Kontogebühren: BGH-Urteil stellt Preismacht der Banken infrage

28. April 2021

Von Christian Kirchner

Mit Ad-hoc-Interpretationen sollte man vorsichtig sein. Indes – es wäre nicht das erste BGH-Urteil, das durch die GuVs mancher Banken zischt wie die Sense durchs Gras …

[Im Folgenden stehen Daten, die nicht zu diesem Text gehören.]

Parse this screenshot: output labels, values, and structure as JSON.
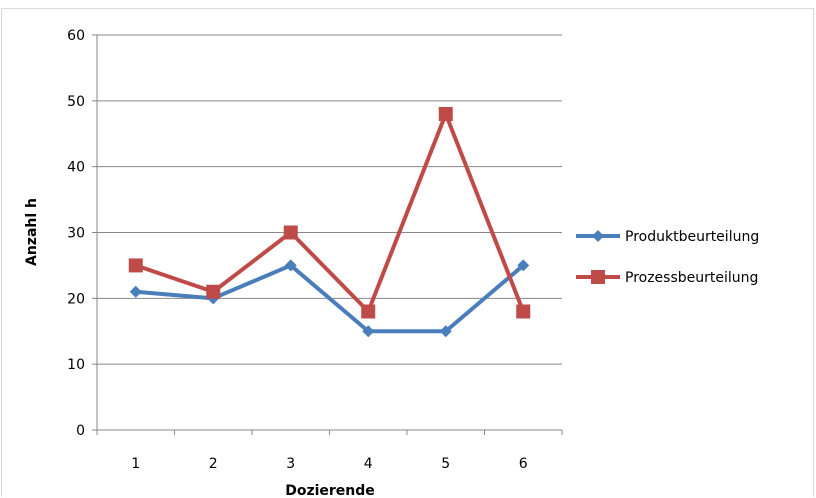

Doch der Reihe nach: Im Mittel um fast 40% sind die Preise für Girokonten hierzulande seit 2015 gestiegen. Dabei bedienen sich Banken und Sparkassen verfahrenstechnisch meist eines der beiden folgenden Instrumente:

  • A) Der Preis des schon bestehenden Produkts wird erhöht.
  • Oder B) Die Bank führt ein neues Entgelt ein bzw. überführt den Kunden in ein neues Kontenmodell, indem sie jeweils die AGB ändert. Das läuft dann in der Regel so, dass die Veränderung in Kraft tritt, sofern der Kunde nicht innerhalb einer bestimmten Frist widerspricht. Was der Kunde natürlich nicht tut. Weil: Der Kunde ist ja gottseidank träge.

Jedenfalls: Bislang hatte die Rechtsprechung weder mit „A“ noch mit  „B“ erkennbare Problem. Die auch als „Schweigen ist Zustimmung“ bekannte Methode „B“ wurde sogar in mehreren Urteilen explizit bestätigt. Gestern indes hat der Bundesgerichtshof (Az.: XI ZR 26/20) die „Schweigen ist Zustimmung“-Praxis einigermaßen überraschend für nicht rechtens erklärt. Ein Urteil mit noch nicht absehbaren, aber mutmaßlich gravierenden Folgen für die hiesige Bankenbranche.

Ein paar gestern nach dem Urteil getätigte Telefonate zeigen: Die Nervosität bei Banken und Sparkassen ist groß. Denn auch wenn die maßgeblichen Stellen erst einmal die schriftliche Urteilsbegründung abwarten wollen – eines zeichnet sich schon jetzt ab: Das Urteil stellt die Preissetzungsmacht der Branche massiv infrage.